レタスは、茨城産が品質の乱れから回復し、11月後半には静岡産や兵庫産、香川産などの入荷も始まるため、平年並みの価格に落ち着くと予想される。
果菜類では、きゅうりは、主力の関東産が順調に増え、価格は平年並みかやや安い見込みである。
トマトは、東北産および北海道産が早めに切り上がり、関東産の抑制物が中心となる。9月の天候不順の影響で、11月の入荷量は少ない見込みである。熊本産は育苗時期の高温の影響で生育の遅れが予想され、入荷が増えるのは12月に入ってからとなる。関西市場からの要望も強く、出回り不足が予想される。

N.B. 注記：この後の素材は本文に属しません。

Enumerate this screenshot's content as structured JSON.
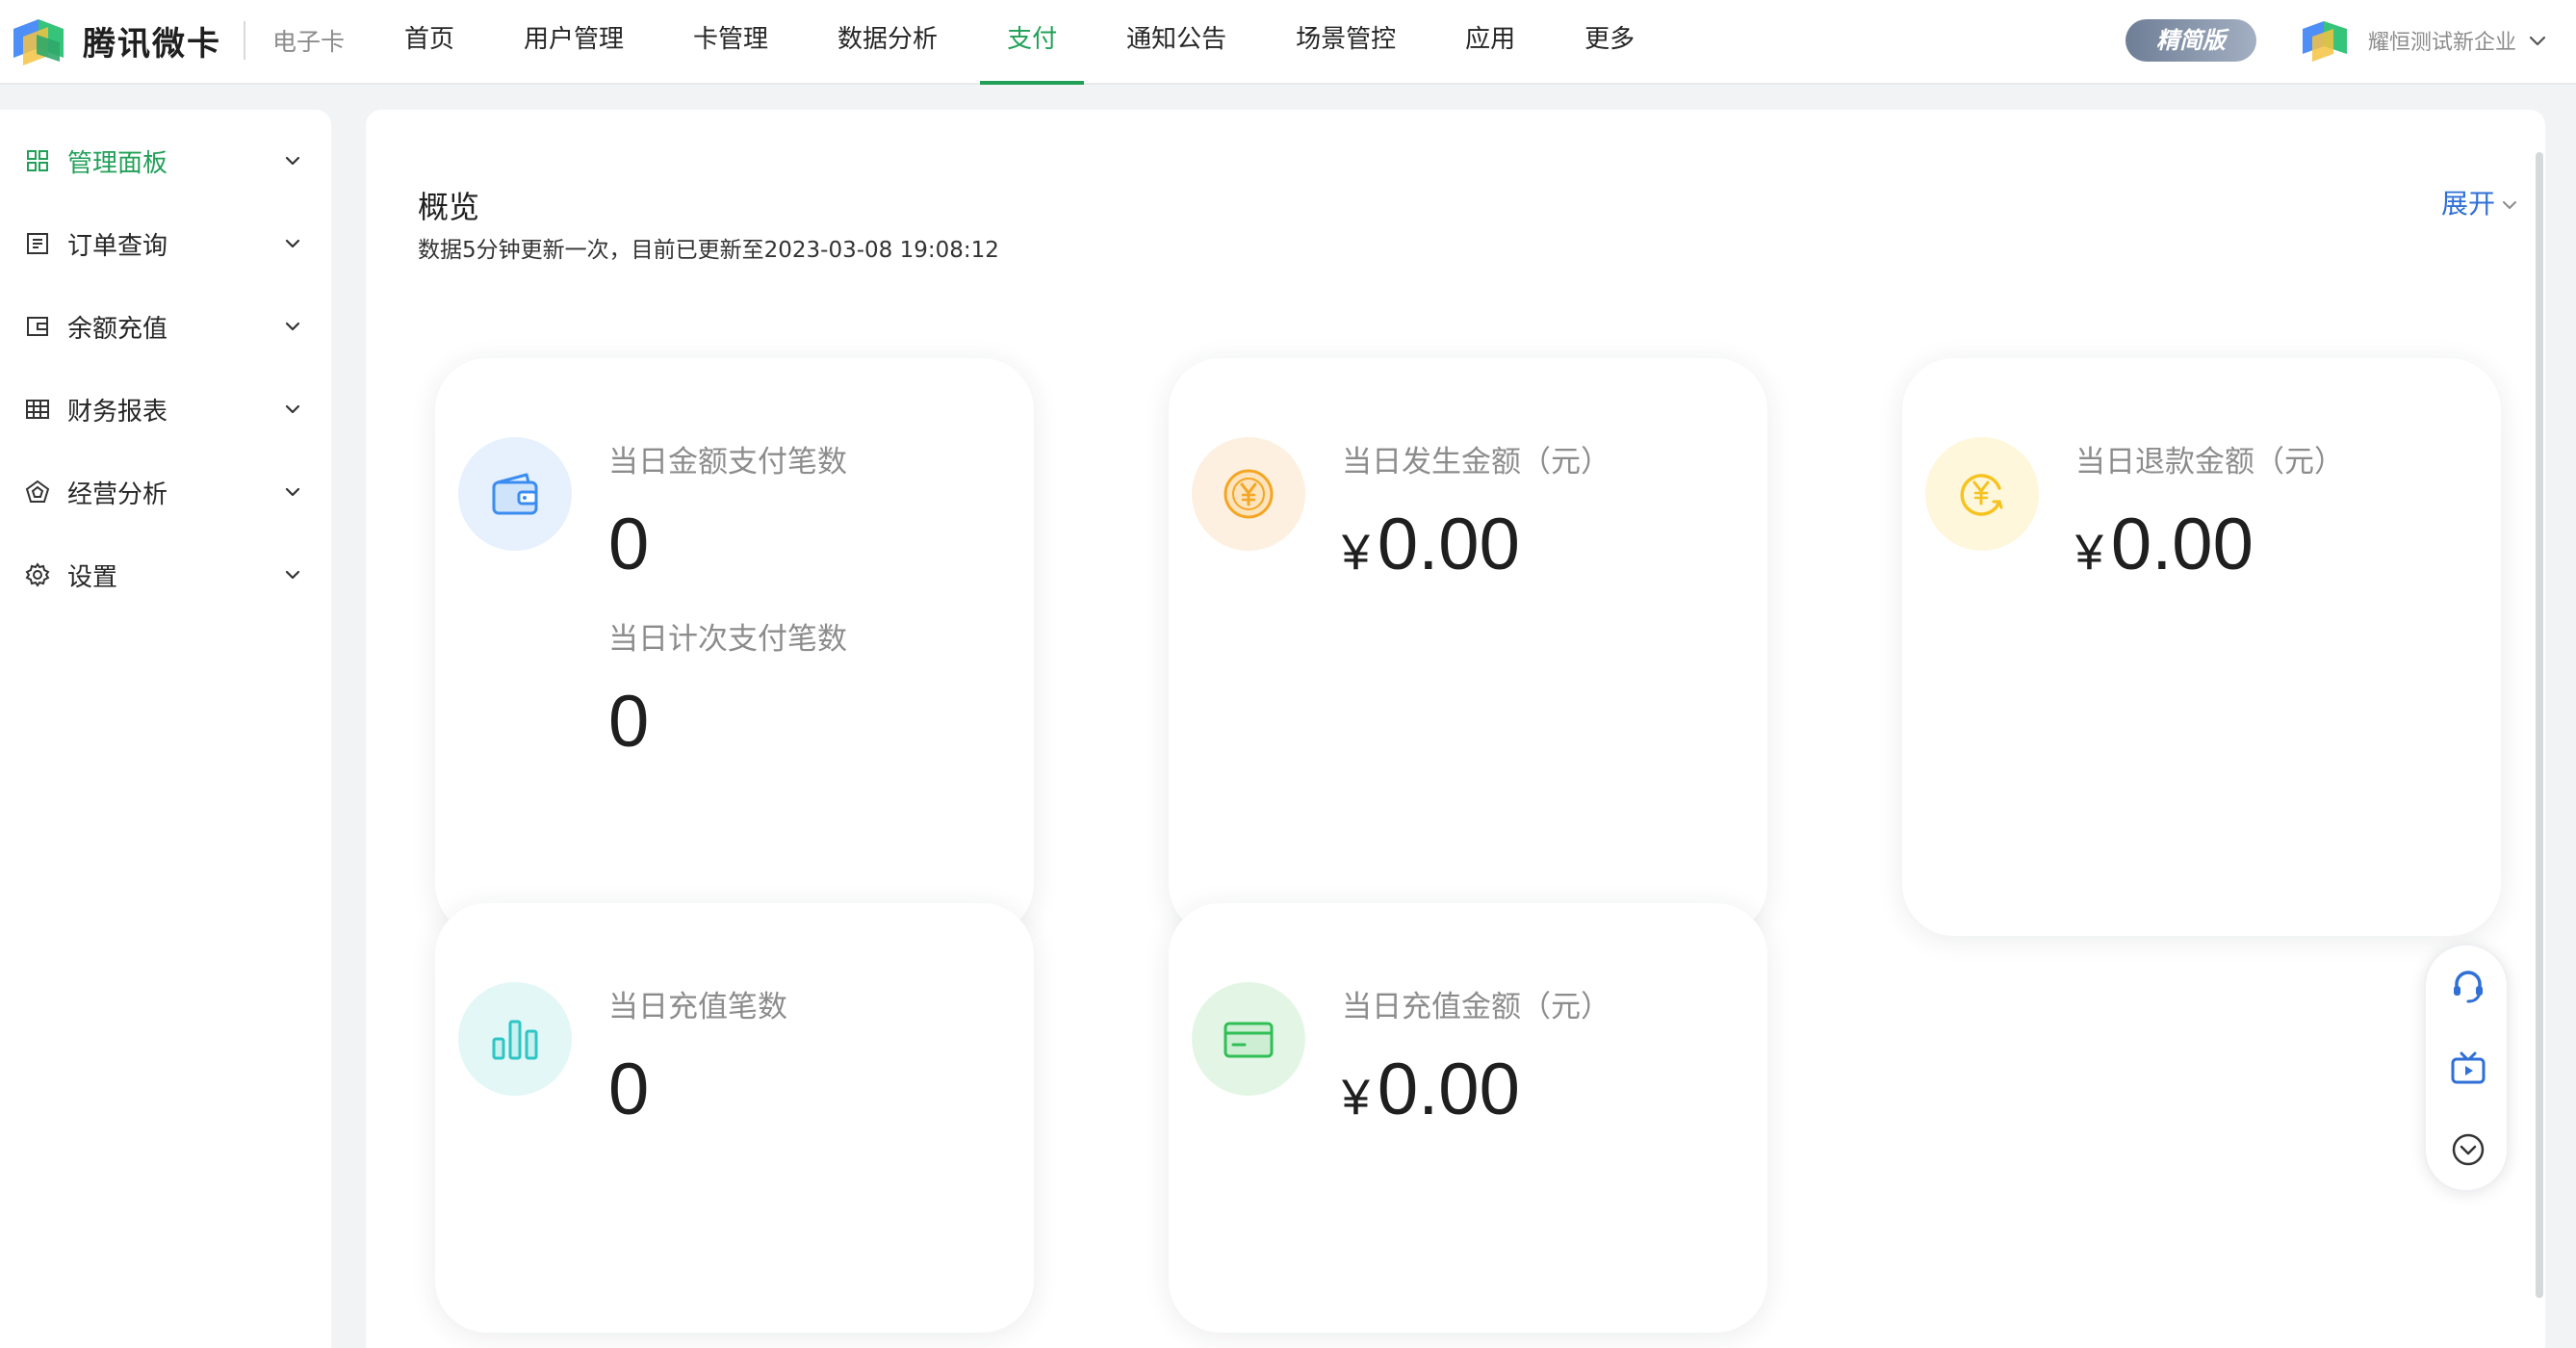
{
  "header": {
    "brand": "腾讯微卡",
    "product": "电子卡",
    "nav": [
      {
        "label": "首页",
        "active": false
      },
      {
        "label": "用户管理",
        "active": false
      },
      {
        "label": "卡管理",
        "active": false
      },
      {
        "label": "数据分析",
        "active": false
      },
      {
        "label": "支付",
        "active": true
      },
      {
        "label": "通知公告",
        "active": false
      },
      {
        "label": "场景管控",
        "active": false
      },
      {
        "label": "应用",
        "active": false
      },
      {
        "label": "更多",
        "active": false
      }
    ],
    "edition_badge": "精简版",
    "company": "耀恒测试新企业"
  },
  "sidebar": {
    "items": [
      {
        "label": "管理面板",
        "icon": "dashboard-grid-icon",
        "active": true
      },
      {
        "label": "订单查询",
        "icon": "order-list-icon",
        "active": false
      },
      {
        "label": "余额充值",
        "icon": "wallet-icon",
        "active": false
      },
      {
        "label": "财务报表",
        "icon": "table-icon",
        "active": false
      },
      {
        "label": "经营分析",
        "icon": "analysis-pentagon-icon",
        "active": false
      },
      {
        "label": "设置",
        "icon": "gear-icon",
        "active": false
      }
    ]
  },
  "overview": {
    "title": "概览",
    "subtitle": "数据5分钟更新一次，目前已更新至2023-03-08 19:08:12",
    "expand_label": "展开"
  },
  "cards": {
    "amount_payments": {
      "label": "当日金额支付笔数",
      "value": "0",
      "icon": "wallet-icon"
    },
    "count_payments": {
      "label": "当日计次支付笔数",
      "value": "0"
    },
    "daily_amount": {
      "label": "当日发生金额（元）",
      "currency": "¥",
      "value": "0.00",
      "icon": "yen-coin-icon"
    },
    "daily_refund": {
      "label": "当日退款金额（元）",
      "currency": "¥",
      "value": "0.00",
      "icon": "yen-refund-icon"
    },
    "recharge_count": {
      "label": "当日充值笔数",
      "value": "0",
      "icon": "bar-chart-icon"
    },
    "recharge_amount": {
      "label": "当日充值金额（元）",
      "currency": "¥",
      "value": "0.00",
      "icon": "card-icon"
    }
  },
  "colors": {
    "accent_green": "#21a058",
    "link_blue": "#2f6fd6",
    "icon_blue": "#3b8cf0",
    "icon_orange": "#f5a524",
    "icon_yellow": "#f7c21e",
    "icon_teal": "#2ec5c5",
    "icon_green": "#2fbf55"
  }
}
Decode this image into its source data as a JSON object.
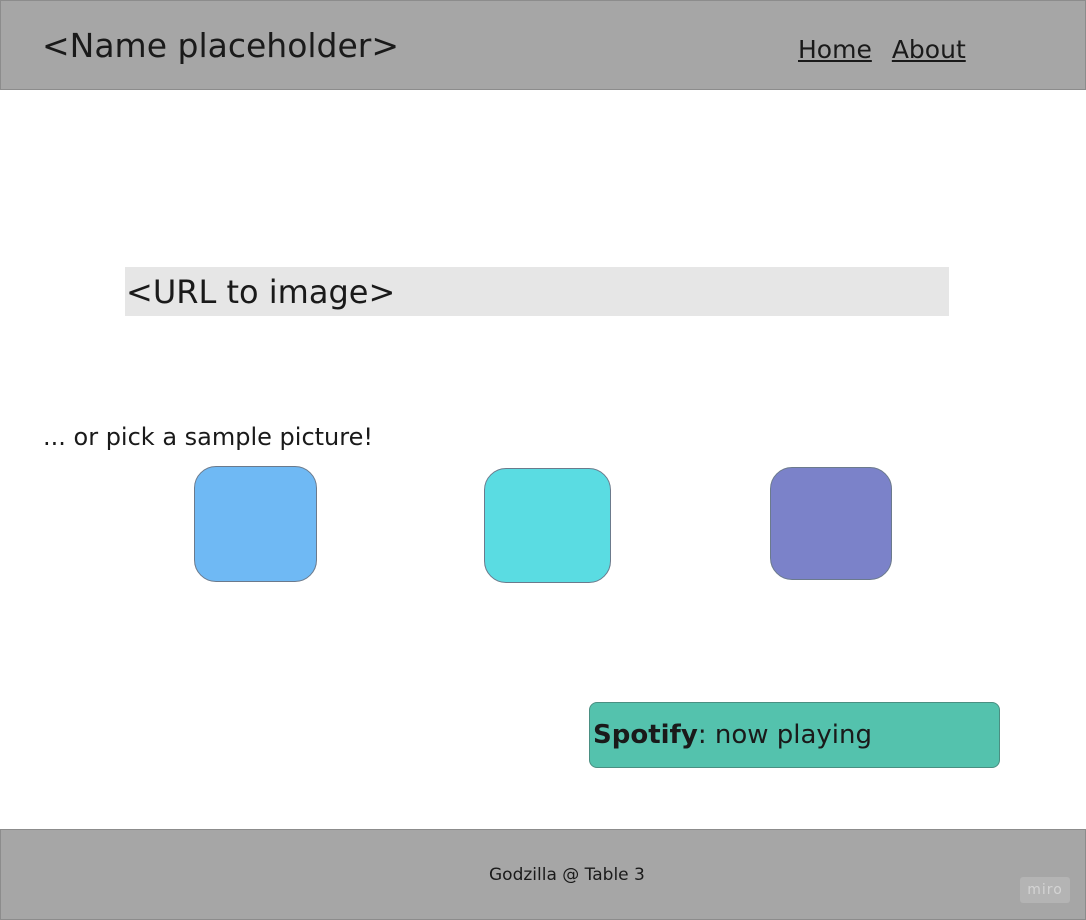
{
  "header": {
    "title": "<Name placeholder>",
    "nav": [
      {
        "label": "Home"
      },
      {
        "label": "About"
      }
    ]
  },
  "main": {
    "url_input": {
      "placeholder": "<URL to image>",
      "value": ""
    },
    "pick_label": "... or pick a sample picture!",
    "samples": [
      {
        "color": "#6fb9f4"
      },
      {
        "color": "#5adce2"
      },
      {
        "color": "#7b82c9"
      }
    ]
  },
  "spotify": {
    "brand": "Spotify",
    "status": ": now playing",
    "color": "#54c2ad"
  },
  "footer": {
    "text": "Godzilla @ Table 3",
    "watermark": "miro"
  }
}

ピーマンは関東産が本格化するが、東北産の残りの入荷もまだ多く、出回り量は多い。価格は、平年並みかやや安めと予想している。
なすは関東産の露地物の切り上がりが早く、高知産は生育が遅れぎみである。価格は、前半は高めと予想される。
土物類では、さといもは11月の入荷は順調で、全国の特選物が集まる東京市場の価格は高値安定となるであろう。お節料理の仕入れも始まり、引き合いは強まる。厳しく選別された埼玉産や、石川早生、えびいもの静岡産、女早生の愛媛産など、各産地の自慢のさといもが入荷するこの時期、その特色などを消費者にしっかり伝え、需要を喚起していただきたい。
ばれいしょは、北海道の道南地区の産地は例年に近い出来であるが、十勝地区は不作気味である。年内は例年並みの出回り量となろう。たまねぎは、北海道産は当面、平年並みの入荷が予想される。
いちご類は、8月に定植した年内出荷物については問題ない。その後の定植が遅れたため、それらの収穫が始まる年初からは出回り量が少なくなると予想される。